Копылову понадобилось, вероятно, немало усилий, чтобы сдержать себя. Он сказал со всей возможной любезностью:

— Ваша забота о развитии науки, дорогой Григорий Иванович, нас, конечно, очень трогает. Но смотря какая наука. Надо еще посмотреть… — И он выразительно замолчал.

И если бы вы видели, какая жесткость мгновенно исказила его лицо при этих словах!

— Посмотрите! — подхватил Мартьянов. — Посмотрите! Я ничего большего и не хочу, как чтобы посмотрели наконец.

— Может быть, посмотрят те, кого это прежде всего касается? Специалисты по релейным схемам… — бросил кто-то умиротворяюще с другого конца стола.

И все закивали согласно на этот голос благоразумия. У Копылова снова произошла мгновенная смена на лице. Он сказал почти сочувственно:

— Никто не может никому запретить заниматься идеями, которые кажутся ему подходящими. Но включать в план института, вы сами понимаете…
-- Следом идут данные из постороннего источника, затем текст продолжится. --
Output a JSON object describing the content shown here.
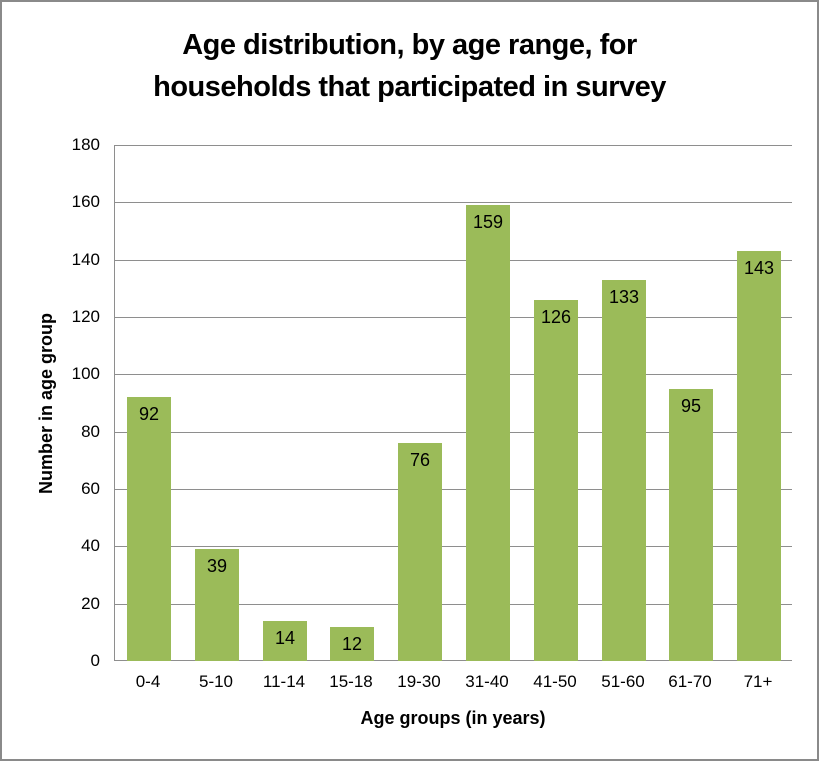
{
  "window": {
    "background": "#ffffff",
    "border_color": "#8a8a8a"
  },
  "chart_data": {
    "type": "bar",
    "title": "Age distribution, by age range, for households that participated in survey",
    "categories": [
      "0-4",
      "5-10",
      "11-14",
      "15-18",
      "19-30",
      "31-40",
      "41-50",
      "51-60",
      "61-70",
      "71+"
    ],
    "values": [
      92,
      39,
      14,
      12,
      76,
      159,
      126,
      133,
      95,
      143
    ],
    "xlabel": "Age groups (in years)",
    "ylabel": "Number in age group",
    "ylim": [
      0,
      180
    ],
    "ytick_step": 20,
    "yticks": [
      0,
      20,
      40,
      60,
      80,
      100,
      120,
      140,
      160,
      180
    ],
    "grid": true,
    "legend": false,
    "data_labels_position": "inside-end",
    "bar_color": "#9bbb59",
    "gridline_color": "#8e8e8e",
    "axis_color": "#8e8e8e",
    "text_color": "#000000"
  }
}
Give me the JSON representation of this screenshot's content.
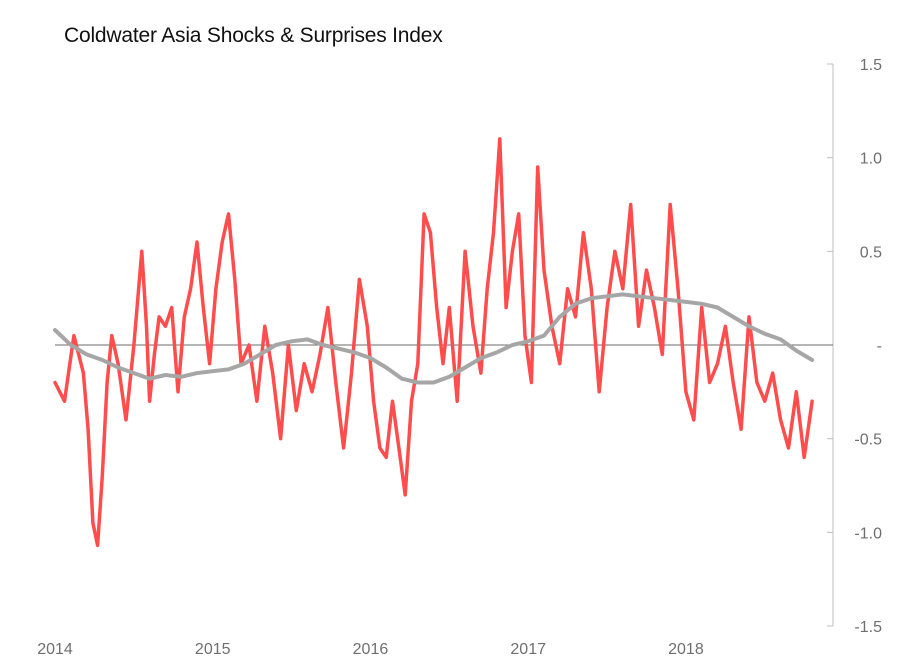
{
  "chart_data": {
    "type": "line",
    "title": "Coldwater Asia Shocks & Surprises Index",
    "x_tick_labels": [
      "2014",
      "2015",
      "2016",
      "2017",
      "2018"
    ],
    "y_tick_labels": [
      "1.5",
      "1.0",
      "0.5",
      "-",
      "-0.5",
      "-1.0",
      "-1.5"
    ],
    "y_ticks": [
      1.5,
      1.0,
      0.5,
      0,
      -0.5,
      -1.0,
      -1.5
    ],
    "ylim": [
      -1.5,
      1.5
    ],
    "xlim": [
      2014.0,
      2018.85
    ],
    "grid": false,
    "legend": "none",
    "series": [
      {
        "color": "#ff4d4d",
        "x": [
          2014.0,
          2014.06,
          2014.12,
          2014.18,
          2014.21,
          2014.24,
          2014.27,
          2014.3,
          2014.33,
          2014.36,
          2014.4,
          2014.45,
          2014.5,
          2014.55,
          2014.58,
          2014.6,
          2014.63,
          2014.66,
          2014.7,
          2014.74,
          2014.78,
          2014.82,
          2014.86,
          2014.9,
          2014.94,
          2014.98,
          2015.02,
          2015.06,
          2015.1,
          2015.14,
          2015.18,
          2015.23,
          2015.28,
          2015.33,
          2015.38,
          2015.43,
          2015.48,
          2015.53,
          2015.58,
          2015.63,
          2015.68,
          2015.73,
          2015.78,
          2015.83,
          2015.88,
          2015.93,
          2015.98,
          2016.02,
          2016.06,
          2016.1,
          2016.14,
          2016.18,
          2016.22,
          2016.26,
          2016.3,
          2016.34,
          2016.38,
          2016.42,
          2016.46,
          2016.5,
          2016.55,
          2016.6,
          2016.65,
          2016.7,
          2016.74,
          2016.78,
          2016.82,
          2016.86,
          2016.9,
          2016.94,
          2016.98,
          2017.02,
          2017.06,
          2017.1,
          2017.15,
          2017.2,
          2017.25,
          2017.3,
          2017.35,
          2017.4,
          2017.45,
          2017.5,
          2017.55,
          2017.6,
          2017.65,
          2017.7,
          2017.75,
          2017.8,
          2017.85,
          2017.9,
          2017.95,
          2018.0,
          2018.05,
          2018.1,
          2018.15,
          2018.2,
          2018.25,
          2018.3,
          2018.35,
          2018.4,
          2018.45,
          2018.5,
          2018.55,
          2018.6,
          2018.65,
          2018.7,
          2018.75,
          2018.8
        ],
        "y": [
          -0.2,
          -0.3,
          0.05,
          -0.15,
          -0.45,
          -0.95,
          -1.07,
          -0.7,
          -0.2,
          0.05,
          -0.1,
          -0.4,
          0.0,
          0.5,
          0.1,
          -0.3,
          -0.05,
          0.15,
          0.1,
          0.2,
          -0.25,
          0.15,
          0.3,
          0.55,
          0.2,
          -0.1,
          0.3,
          0.55,
          0.7,
          0.35,
          -0.1,
          0.0,
          -0.3,
          0.1,
          -0.15,
          -0.5,
          0.0,
          -0.35,
          -0.1,
          -0.25,
          -0.05,
          0.2,
          -0.2,
          -0.55,
          -0.15,
          0.35,
          0.1,
          -0.3,
          -0.55,
          -0.6,
          -0.3,
          -0.55,
          -0.8,
          -0.3,
          -0.1,
          0.7,
          0.6,
          0.2,
          -0.1,
          0.2,
          -0.3,
          0.5,
          0.1,
          -0.15,
          0.3,
          0.6,
          1.1,
          0.2,
          0.5,
          0.7,
          0.05,
          -0.2,
          0.95,
          0.4,
          0.1,
          -0.1,
          0.3,
          0.15,
          0.6,
          0.3,
          -0.25,
          0.2,
          0.5,
          0.3,
          0.75,
          0.1,
          0.4,
          0.2,
          -0.05,
          0.75,
          0.3,
          -0.25,
          -0.4,
          0.2,
          -0.2,
          -0.1,
          0.1,
          -0.2,
          -0.45,
          0.15,
          -0.2,
          -0.3,
          -0.15,
          -0.4,
          -0.55,
          -0.25,
          -0.6,
          -0.3
        ]
      },
      {
        "color": "#a6a6a6",
        "x": [
          2014.0,
          2014.1,
          2014.2,
          2014.3,
          2014.4,
          2014.5,
          2014.6,
          2014.7,
          2014.8,
          2014.9,
          2015.0,
          2015.1,
          2015.2,
          2015.3,
          2015.4,
          2015.5,
          2015.6,
          2015.7,
          2015.8,
          2015.9,
          2016.0,
          2016.1,
          2016.2,
          2016.3,
          2016.4,
          2016.5,
          2016.6,
          2016.7,
          2016.8,
          2016.9,
          2017.0,
          2017.1,
          2017.2,
          2017.3,
          2017.4,
          2017.5,
          2017.6,
          2017.7,
          2017.8,
          2017.9,
          2018.0,
          2018.1,
          2018.2,
          2018.3,
          2018.4,
          2018.5,
          2018.6,
          2018.7,
          2018.8
        ],
        "y": [
          0.08,
          0.0,
          -0.05,
          -0.08,
          -0.12,
          -0.15,
          -0.18,
          -0.16,
          -0.17,
          -0.15,
          -0.14,
          -0.13,
          -0.1,
          -0.05,
          0.0,
          0.02,
          0.03,
          0.0,
          -0.02,
          -0.04,
          -0.07,
          -0.12,
          -0.18,
          -0.2,
          -0.2,
          -0.17,
          -0.12,
          -0.07,
          -0.04,
          0.0,
          0.02,
          0.05,
          0.15,
          0.22,
          0.25,
          0.26,
          0.27,
          0.26,
          0.25,
          0.24,
          0.23,
          0.22,
          0.2,
          0.15,
          0.1,
          0.06,
          0.03,
          -0.03,
          -0.08
        ]
      }
    ]
  }
}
«Это и есть по директору — не препятствовать? — зло подумал Мартьянов. — Ну хорошо, посмотрим!..»

6

Помнится, тогда тоже буйствовала весна на московских улицах, когда Мартьянов пришел впервые к этому жрецу схемных решений. Тогда этот «великий схемист» отправил его ни с чем, даже высмеяв его, мартьяновские, попытки найти какую-то научную методику. Сколько же с тех пор утекло!.. Тогда схемист заседал в проектной организации под очень длинным названием из всяких «глав», «пром», «электр»… — при одном из крупных наркоматов. Теперь же Мартьянов отыскал его в проектной организации, под названием еще более длинным из тех же «пром» и «электр», в ведении еще более крупного министерства. Но занимался схемист все тем же: схемами управления электродвигателями.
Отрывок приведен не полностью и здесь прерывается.